Tailscale uses wireguard.
What it provides is a opinionated configuration management - which is admittedly great which is why I use it as well, but it's nonsensical to say tailscale works in places where wireguard is blocked.
You're likely just noticing the preconfigured nat traversal which tailscale provides and never set one up yourself, as you'd need a static IP for that and it's unconfigured by default.
> it's nonsensical to say tailscale works in places where wireguard is blocked
I have two machines on my desk, I configure a wg service on both. I also configure tailscale on both. Everything works.
I move one machine to another network, at a friend's place.
Wg does not work anymore. Tailscale works. So this is very much sensible to say what GP said.
Now, you can have all kinds of explanations about why wg dos not work and ts does, you know STUN, DERP, ts using wg under the hood, and whatnot but the facts are cruel: I cannot wg to my machine, but I can ts.
I was just pointing out that the statement wrt "wireguard being blocked while tailscale works" is nonsensical.
It remains nonsensical no matter how uninformed the user may be - even if he's proud of being such, as you seem to be.
This was not a discussion about what tool to use if the person doesn't know about networking and is generally ... "less technical".
Right, it’s that specific person’s Wireguard configuration, which is likely a typical one as a result of Wireguard‘s defaults. Tailscale‘s defaults work better, hence the surface-level impression that plain Wireguard does not work in cases in which Tailscale does.
As I said above - how would you set up plain Wireguard in a place without the possibility of exposing a port, or even that does not have a public IP - and initiate the connection from outside that place? I would love to learn something. Without rebuilding tailscale (or whatever other solutions with STUN or whatnot).
i think youre not hearing what - at least i - was saying.
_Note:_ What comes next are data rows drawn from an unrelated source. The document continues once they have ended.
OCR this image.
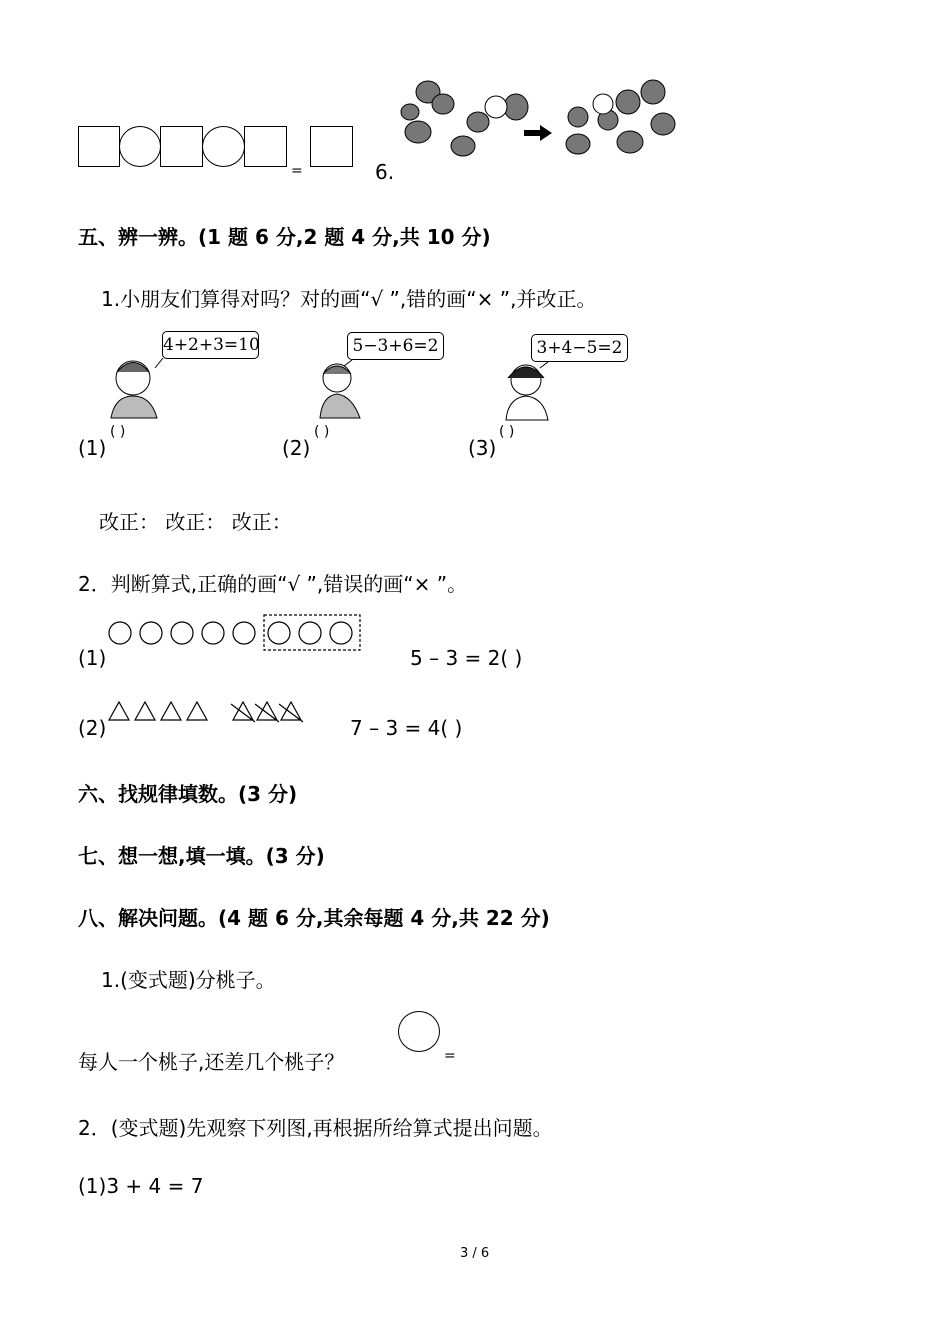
=	6.
五、辨一辨。(1 题 6 分,2 题 4 分,共 10 分)
1.小朋友们算得对吗？对的画“√ ”,错的画“× ”,并改正。
4+2+3=10	5−3+6=2	3+4−5=2
(1)
( )
(2)
( )
(3)
( )
改正： 改正： 改正：
2．判断算式,正确的画“√ ”,错误的画“× ”。
(1)	5 – 3 = 2( )
(2)	7 – 3 = 4( )
六、找规律填数。(3 分)
七、想一想,填一填。(3 分)
八、解决问题。(4 题 6 分,其余每题 4 分,共 22 分)
1.(变式题)分桃子。
每人一个桃子,还差几个桃子？	=
2．(变式题)先观察下列图,再根据所给算式提出问题。
(1)3 + 4 = 7
3 / 6
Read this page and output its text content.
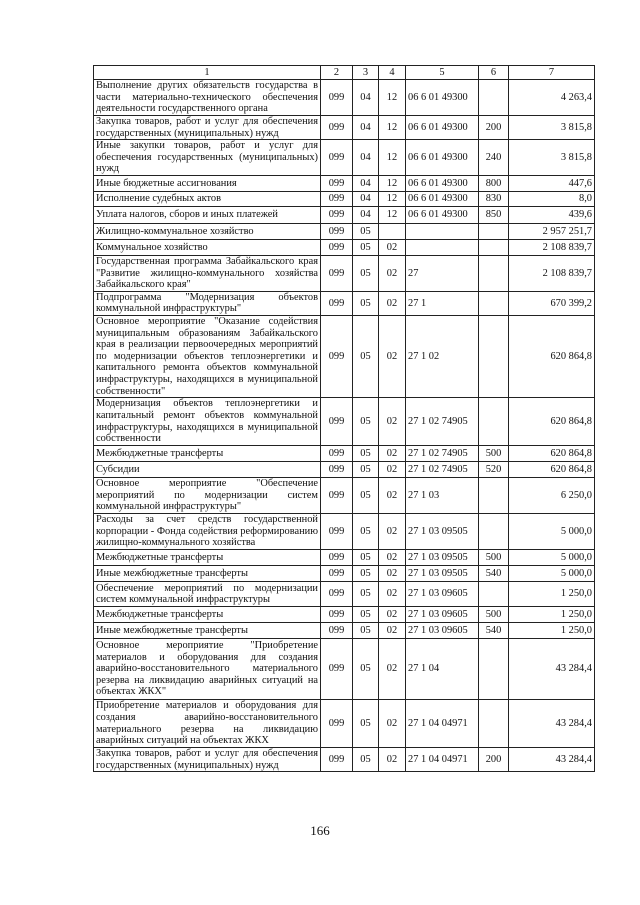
1	2	3	4	5	6	7
Выполнение других обязательств государства в части материально-технического обеспечения деятельности государственного органа	099	04	12	06 6 01 49300		4 263,4
Закупка товаров, работ и услуг для обеспечения государственных (муниципальных) нужд	099	04	12	06 6 01 49300	200	3 815,8
Иные закупки товаров, работ и услуг для обеспечения государственных (муниципальных) нужд	099	04	12	06 6 01 49300	240	3 815,8
Иные бюджетные ассигнования	099	04	12	06 6 01 49300	800	447,6
Исполнение судебных актов	099	04	12	06 6 01 49300	830	8,0
Уплата налогов, сборов и иных платежей	099	04	12	06 6 01 49300	850	439,6
Жилищно-коммунальное хозяйство	099	05				2 957 251,7
Коммунальное хозяйство	099	05	02			2 108 839,7
Государственная программа Забайкальского края "Развитие жилищно-коммунального хозяйства Забайкальского края"	099	05	02	27		2 108 839,7
Подпрограмма "Модернизация объектов коммунальной инфраструктуры"	099	05	02	27 1		670 399,2
Основное мероприятие "Оказание содействия муниципальным образованиям Забайкальского края в реализации первоочередных мероприятий по модернизации объектов теплоэнергетики и капитального ремонта объектов коммунальной инфраструктуры, находящихся в муниципальной собственности"	099	05	02	27 1 02		620 864,8
Модернизация объектов теплоэнергетики и капитальный ремонт объектов коммунальной инфраструктуры, находящихся в муниципальной собственности	099	05	02	27 1 02 74905		620 864,8
Межбюджетные трансферты	099	05	02	27 1 02 74905	500	620 864,8
Субсидии	099	05	02	27 1 02 74905	520	620 864,8
Основное мероприятие "Обеспечение мероприятий по модернизации систем коммунальной инфраструктуры"	099	05	02	27 1 03		6 250,0
Расходы за счет средств государственной корпорации - Фонда содействия реформированию жилищно-коммунального хозяйства	099	05	02	27 1 03 09505		5 000,0
Межбюджетные трансферты	099	05	02	27 1 03 09505	500	5 000,0
Иные межбюджетные трансферты	099	05	02	27 1 03 09505	540	5 000,0
Обеспечение мероприятий по модернизации систем коммунальной инфраструктуры	099	05	02	27 1 03 09605		1 250,0
Межбюджетные трансферты	099	05	02	27 1 03 09605	500	1 250,0
Иные межбюджетные трансферты	099	05	02	27 1 03 09605	540	1 250,0
Основное мероприятие "Приобретение материалов и оборудования для создания аварийно-восстановительного материального резерва на ликвидацию аварийных ситуаций на объектах ЖКХ"	099	05	02	27 1 04		43 284,4
Приобретение материалов и оборудования для создания аварийно-восстановительного материального резерва на ликвидацию аварийных ситуаций на объектах ЖКХ	099	05	02	27 1 04 04971		43 284,4
Закупка товаров, работ и услуг для обеспечения государственных (муниципальных) нужд	099	05	02	27 1 04 04971	200	43 284,4
166
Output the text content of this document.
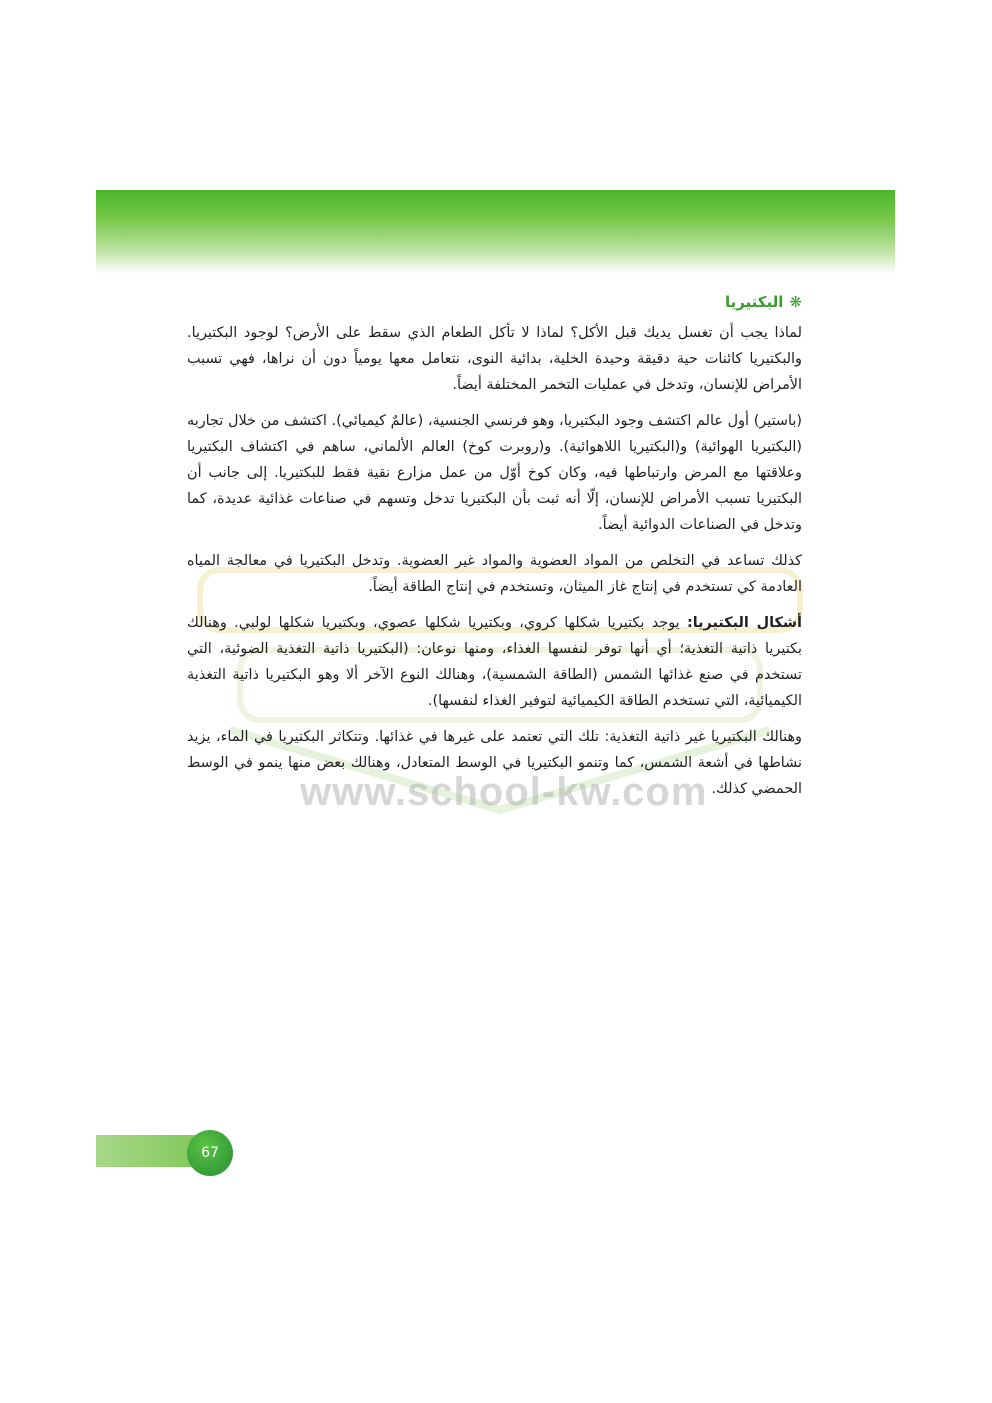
www.school-kw.com
❋البكتيريا

لماذا يجب أن تغسل يديك قبل الأكل؟ لماذا لا تأكل الطعام الذي سقط على الأرض؟ لوجود البكتيريا. والبكتيريا كائنات حية دقيقة وحيدة الخلية، بدائية النوى، نتعامل معها يومياً دون أن نراها، فهي تسبب الأمراض للإنسان، وتدخل في عمليات التخمر المختلفة أيضاً.

(باستير) أول عالم اكتشف وجود البكتيريا، وهو فرنسي الجنسية، (عالمٌ كيميائي). اكتشف من خلال تجاربه (البكتيريا الهوائية) و(البكتيريا اللاهوائية). و(روبرت كوخ) العالم الألماني، ساهم في اكتشاف البكتيريا وعلاقتها مع المرض وارتباطها فيه، وكان كوخ أوّل من عمل مزارع نقية فقط للبكتيريا. إلى جانب أن البكتيريا تسبب الأمراض للإنسان، إلّا أنه ثبت بأن البكتيريا تدخل وتسهم في صناعات غذائية عديدة، كما وتدخل في الصناعات الدوائية أيضاً.

كذلك تساعد في التخلص من المواد العضوية والمواد غير العضوية. وتدخل البكتيريا في معالجة المياه العادمة كي تستخدم في إنتاج غاز الميثان، وتستخدم في إنتاج الطاقة أيضاً.

أشكال البكتيريا: يوجد بكتيريا شكلها كروي، وبكتيريا شكلها عصوي، وبكتيريا شكلها لولبي. وهنالك بكتيريا ذاتية التغذية؛ أي أنها توفر لنفسها الغذاء، ومنها نوعان: (البكتيريا ذاتية التغذية الضوئية، التي تستخدم في صنع غذائها الشمس (الطاقة الشمسية)، وهنالك النوع الآخر ألا وهو البكتيريا ذاتية التغذية الكيميائية، التي تستخدم الطاقة الكيميائية لتوفير الغذاء لنفسها).

وهنالك البكتيريا غير ذاتية التغذية: تلك التي تعتمد على غيرها في غذائها. وتتكاثر البكتيريا في الماء، يزيد نشاطها في أشعة الشمس، كما وتنمو البكتيريا في الوسط المتعادل، وهنالك بعض منها ينمو في الوسط الحمضي كذلك.

67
I never said that running the same connectivity and NAT traversal via 2 nodes which are both inside of a NAT is possible. Neither did I ever claim you dont need a static public IP which _isnt_ behind a NAT / has an open port.
With Tailscale, these are being provided to you by them. Without them, you would have to maintain that yourself. This is a significant maintenance burder, which is why I - as in my very first comment you yourself responded to - pointed out that the service theyre providing is great and that i use it myself for that as well.
Nonetheless, _if wireguard was blocked, tailscaile wouldn't work either_
But its not blocked. Hence tailscale works. Just like wireguard would work, if you configured NAT traversal in some way. To get that working, you have multiple options, one of these being the STUN server. Another being an active participants in the VPN which facilitates the connection (not just the initiation, which the STUN server would be doing). easier to configure and maintain, but less performant.
Tailscale themselves actually have an incredibly indepth article on how they've implemented it on their end, its a little aged at this point, but I suspect they havent changed much (if any) since
https://tailscale.com/blog/how-nat-traversal-works
> i think youre not hearing what - at least i - was saying.
You said " it's nonsensical to say tailscale works in places where wireguard is blocked".
If by "blocked" you mean "blocked at the firewall level through some kind of adaptive block that will recognize a wireguard connection based on its behaviour/nature of packets/whatever" → then yes, of course tailscale will not work either as it uses wg under the hood.
If the OP message "tailscale has a much better chance to work when you need it most. WireGuard is blocked by too much stuff" means "I installed wireguard and it does not work (because whatever) but tailscale consistently delivers" → then it is not nonsensical at all. It is the right tool to start with.
> Tailscale themselves actually have an incredibly indepth article on how they've implemented it on their end
This is an excellent documentation to which I refer people as well.
> even if he's proud of being such, as you seem to be
Of course on Internet nobody knows you are a dog. But hey, I may be someone who wrote a part of the Linux kernel in 1994, ran IT operations for a company that was big (big!) and then almost vanished (not my fault :)) and produces open source that you may have even used if you are "technical" as you say.
And set up WG in so many places, including a frontend that unfortunately did not get the worldwide success it should have :)
With this modest introduction - tailscale works where wireguard does not. I am not sure why my example was not obvious. You can reach the machine at my friend's with tailscale, not with plain wireguard. Of course if you open ports in the right places then yes! And check a few more things.
Now - how would you set up plain Wireguard in a place without the possibility of exposing a port, or even that does not have a public IP - and initiate the connection from outside that place? I would love to learn something. Without rebuilding tailscale (or whatever other solutions with STUN or whatnot).